Institute for Transport en Maritime Management (ITMMA)
ECONSHIP 2011 Conference, University of the Aegean, Chios, 22-24 June 2011
University of Antwerp
Both terminal operators and port authorities make management decisions on the scale of terminals they operate or lease. Existing studies on determining the best possible scale in classic non-port economic theory use the notion of Minimum Efficient Scale (MES) focusing on the shape of the Long Run Average Cost (LRAC) Curve. The MES in combination with a number of other factors such as the market size and structures, technological change and operational considerations, the port governance framework and objectives, physical and geographical limitations and shipping line costs and business patterns induce a complex interaction. This interaction leads to a preferred scale.The analysis in this paper is focused on two hypothesis. The first hypothesis is that the preferred scale of container terminals can be deducted from size distribution analysis.
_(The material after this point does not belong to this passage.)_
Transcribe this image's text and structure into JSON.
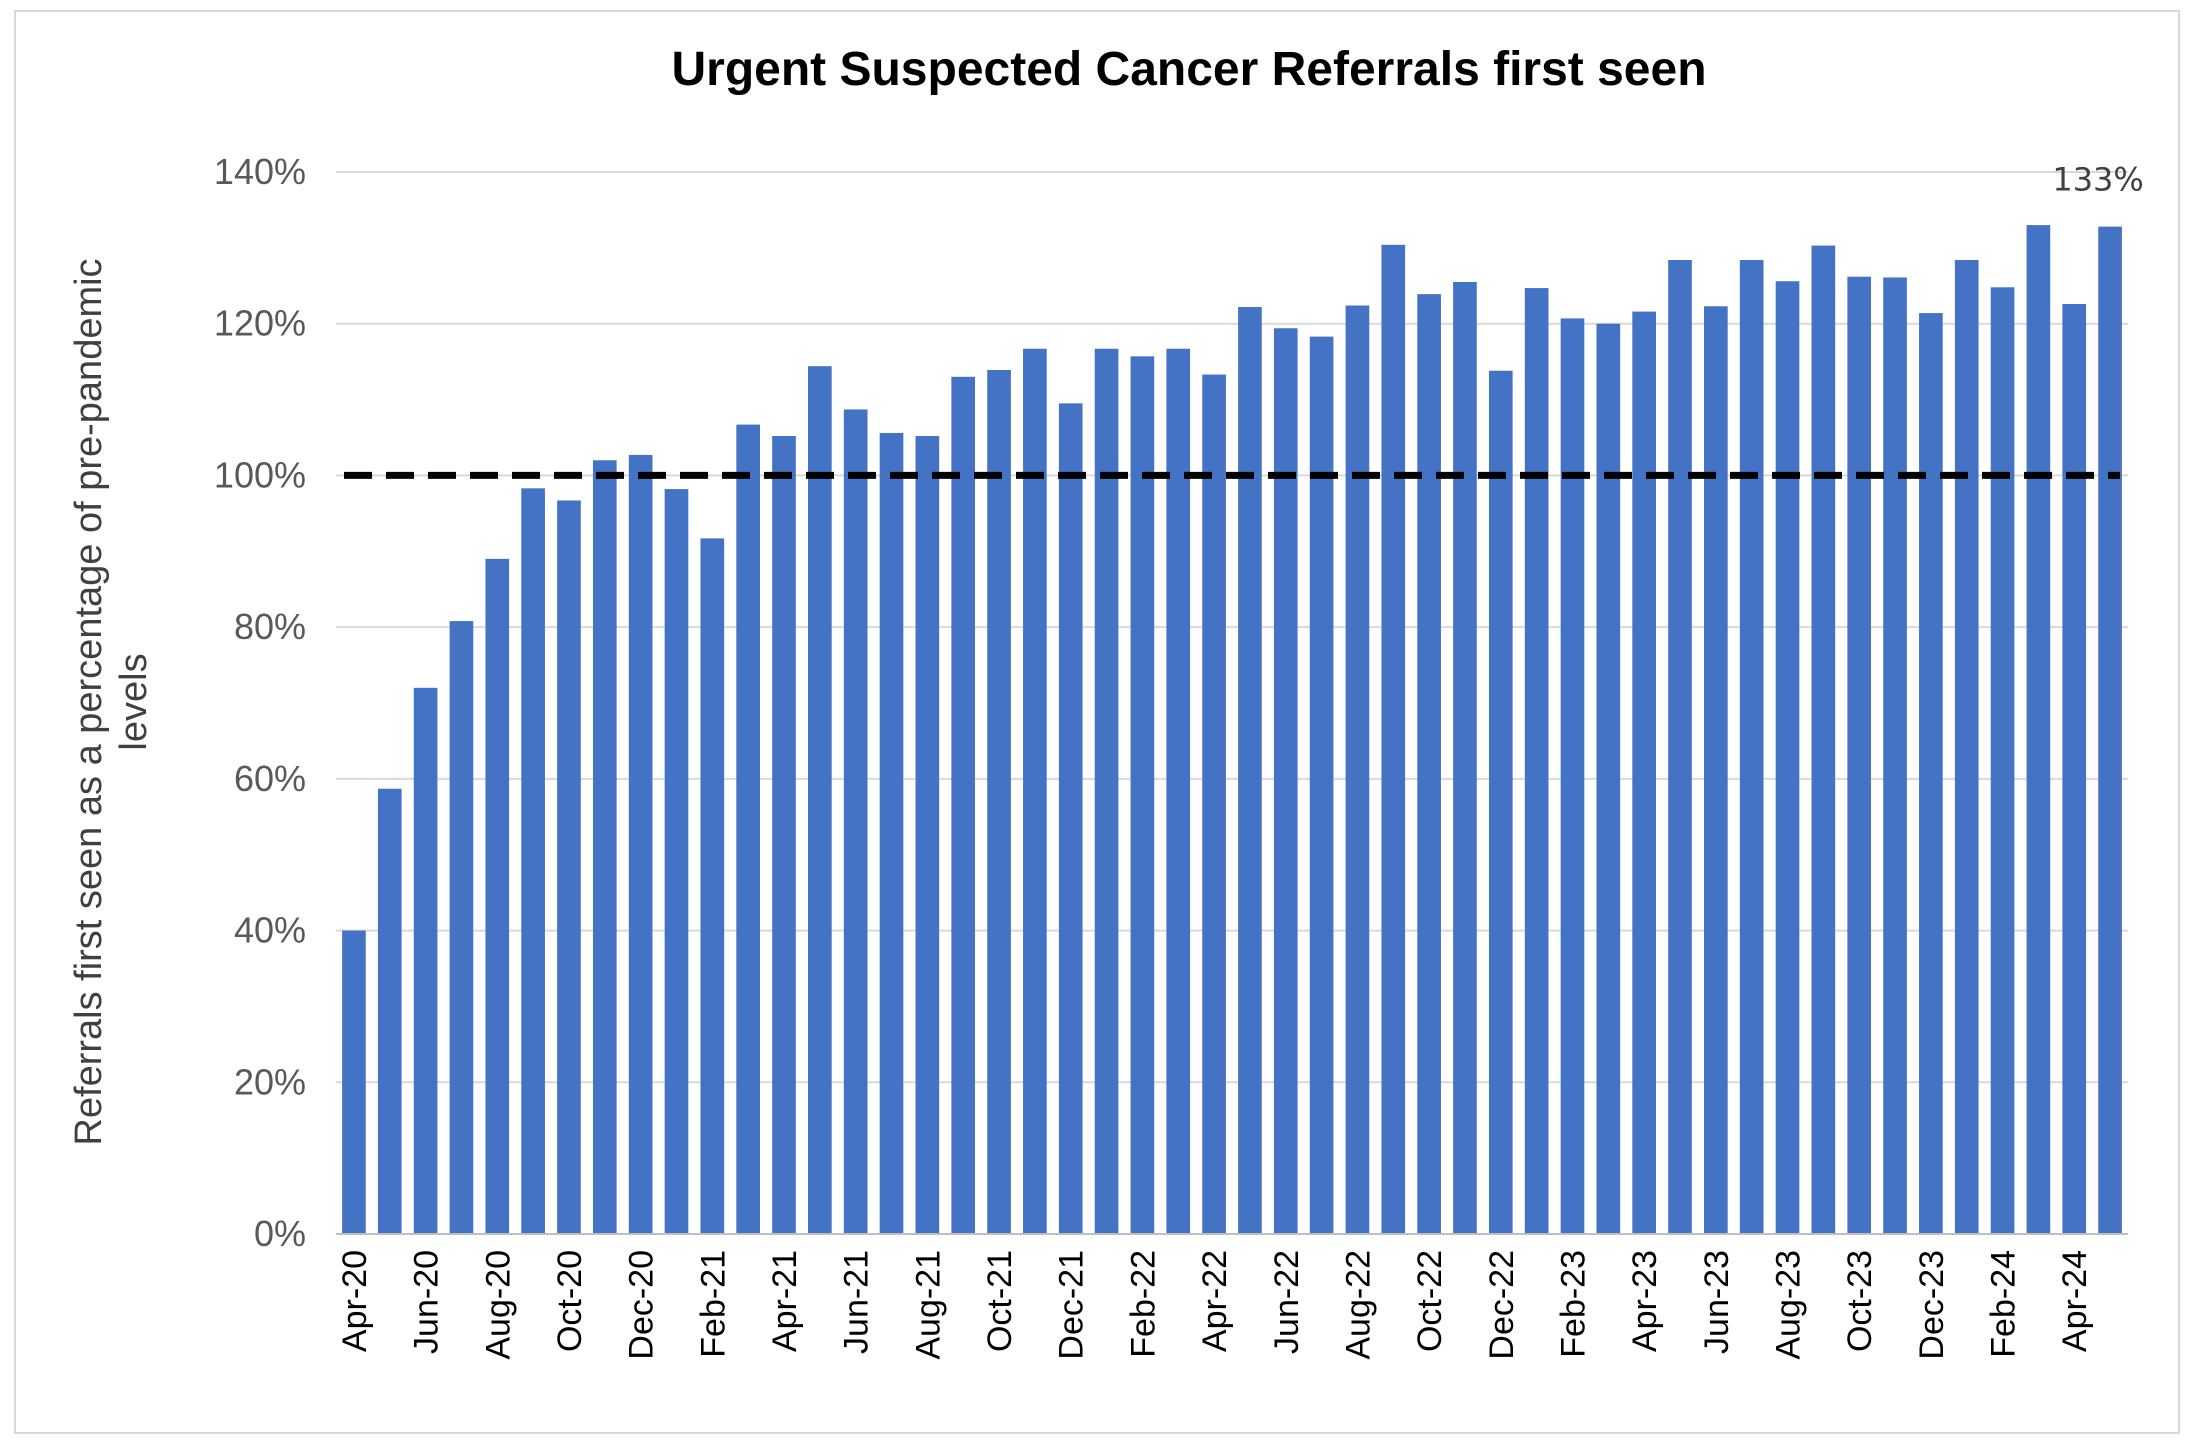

The second hypothesis is that the preferred scale lies within a range of values. A revealed preference technique is used for the analysis of the size distribution of 496 container terminals following a differentiated approach based on some of the parameters affecting the preferred scale (e.g. geographical separation, involvement of global terminal operators etc.). In particular, a size distribution analysis is deployed using the Interquartile Range (IQR) to find the upper and lower limits of the preferred scale range.